No entanto, uma vez que o artigo de "Science" foi publicado, uma organização entrou de cabeça no debate sobre o documento. Na terça, dia quatro de fevereiro, um dra. Sylvie Briand, diretora do setor de prevenção de doenças infecciosas da agência, postou no Twitter um link para uma matéria da "Science", classificando o relatório de Rothe como "errado".
Com esse tuíte, um OMS concentra-se na distinção semântica que afeta como discussões nos meses seguintes: um paciente estava assintomático, ou seja, não chegou a desenvolver sintomas? Ou pré-sintomática, o que implica os sintomas depois? Ou estava oligoassintomática, um estado ainda mais complicado, ou seja, com sintomas tão fracos que nem ela mesma foi registrada?
Continua depois da publicidade
Böhmer, da equipe de saúde bávara, recebeu um telefonema para uma surpresa surpreendente na segunda semana de fevereiro.

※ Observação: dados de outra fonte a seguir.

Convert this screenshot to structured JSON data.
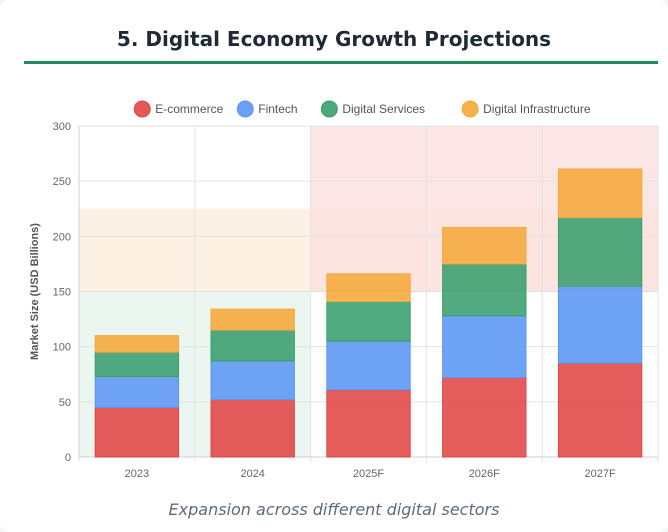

Os virologistas descobriram uma mutação genética sutil nas infecções de dois pacientes no núcleo de Munique; o caminho de ambos foi cruzado por um breve momento, passando o saleiro para outro restaurante da empresa quando nenhum dos dois sintomas mostrados. O fenômeno deixou bem claro que havia um outro infectado.
Até então, Böhmer tinha mostrado a química em relação à contaminação assintomática, mas agora não havia mais dúvidas. Foi vez que ela deu o alarme, dizendo que exibiu as conclusões e as consequências causadas pelo OMS e o Centro Europeu de Controle e Prevenção de Doenças, mas nenhuma das duas instituições incluiu a descoberta nos seus relatórios habituais.
A OMS ainda defende quem aqueles que lançam ou espirram são mais contagiosos do que os que não fazem, mas não há consenso científico sobre a importância dessa diferença ou como afeta a disseminação de vírus.
Continua depois da publicidade

As autoridades de saúde pública viram perigo na promoção do risco representado pelos divulgadores silenciosos. Se uma quarentena dos pacientes e o rastreamento de seus contatos não puderem conter a doença de forma confiável, os governos talvez abandonem as práticas de uma vez. Além disso, impedir a disseminação assintomática exige uma campanha agressiva e a ampla realização de exames, que, na época, era impossível para a maioria dos países.
As autoridades de saúde usam se declarar relutantes em reconhecer ou interromper silencioso, porque as mesmas eram insuficientes e causavam consequências de um alarme falso, que podem ser mostradas várias vezes.
"Pensando bem, os especialistas devem ter admitido ou confessado assintomático e confessado não saber quanto era prevalente, mas o fato é que, com isso, talvez estivessem deixando implícito que o governo de cada país não estava fazendo tudo o que deveria", diz a Agoritsa Baka, médico da UE.

Mesmo assim, um OMS continua enviando sinais confusos. No início de junho, um dra. Maria Van Kerkhove, líder técnica da operação de combate ao coronavírus, repetiu que a transmissão de pacientes era assintomática era "muito rara". Depois de protestos generalizados dos médicos, uma agência declarou ter havido um engano.
Continua depois da publicidade
"Com toda a sinceridade, não temos ainda uma idéia clara sobre uma questão", admitiu ela.
The New York Times Licensing Group – Todos os direitos reservados. É proibido todo tipo de reprodução sem autorização por escrito do The New York Times.